I'd put your efforts toward building solid relationships with your children, so the same thing doesn't happen to you someday (is that what this is about I wonder?).

I wouldn't worry what other people think about your relationship or lack there of with your parents. Everyone at least knows someone with wacky parent issues if they don't have them themselves. Good luck.
Anonymous
Anonymous wrote:Except that they do have some kind of power over you, or else you wouldn't be worrying about this. If they are a bad level of crazy such that you don't want them around your kids, then why extend an olive branch? You can't control what they do or how they think; only what you do and how you think. They are going to paint you as the bad guy to their friends, no matter what you do.

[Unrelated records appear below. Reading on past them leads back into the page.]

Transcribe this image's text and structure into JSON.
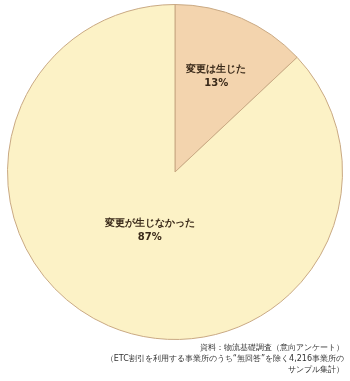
{
  "chart_data": {
    "type": "pie",
    "categories": [
      "変更は生じた",
      "変更が生じなかった"
    ],
    "values": [
      13,
      87
    ],
    "value_labels": [
      "13%",
      "87%"
    ],
    "colors": [
      "#f3d4ae",
      "#fcf2c6"
    ],
    "data_labels": true,
    "source": [
      "資料：物流基礎調査（意向アンケート）",
      "（ETC割引を利用する事業所のうち“無回答”を除く4,216事業所の",
      "サンプル集計）"
    ]
  }
}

Just send them an announcement when your child is born. Then let it go.

+1
Stop trying, OP. Control only what you can control. They are not in your control. Looking for their response; wondering what their response will be, is still playing the game with them. Stop playing the game. The game is an endless life-suck. It will benefit your children and marriage if you don't play the game.
Anonymous
OP here!

Funny update:

They responded to my email after a few weeks saying they would only communicate with me if I apologized for everything I had done (seriously I have no idea what this would be) and would "pledge to treat every interaction with us as an opportunity to show my undying respect, gratitude, and towards them".

I'm dead serious.

I had a good laugh and just ignored the email. I may send them the birth announcement if I remember, but otherwise I'm steering clear.

Thanks for everyone's help and we are very happy (and tired) here with our newest baby!
Anonymous
Congrats, OP! That's wonderful news about the arrival of your newest baby!

I've been following this thread because I have a very similar family situation and some of the same emotions around the birth of a baby. I have no contact with them but I often grieve not having supportive family of origin when I have a baby or another big life event.

Just please know there are other moms like you (out in cyberspace) and pulling for your success as you build your beautiful family.
Anonymous
Offhand, OP, you sound pretty crazy, as well.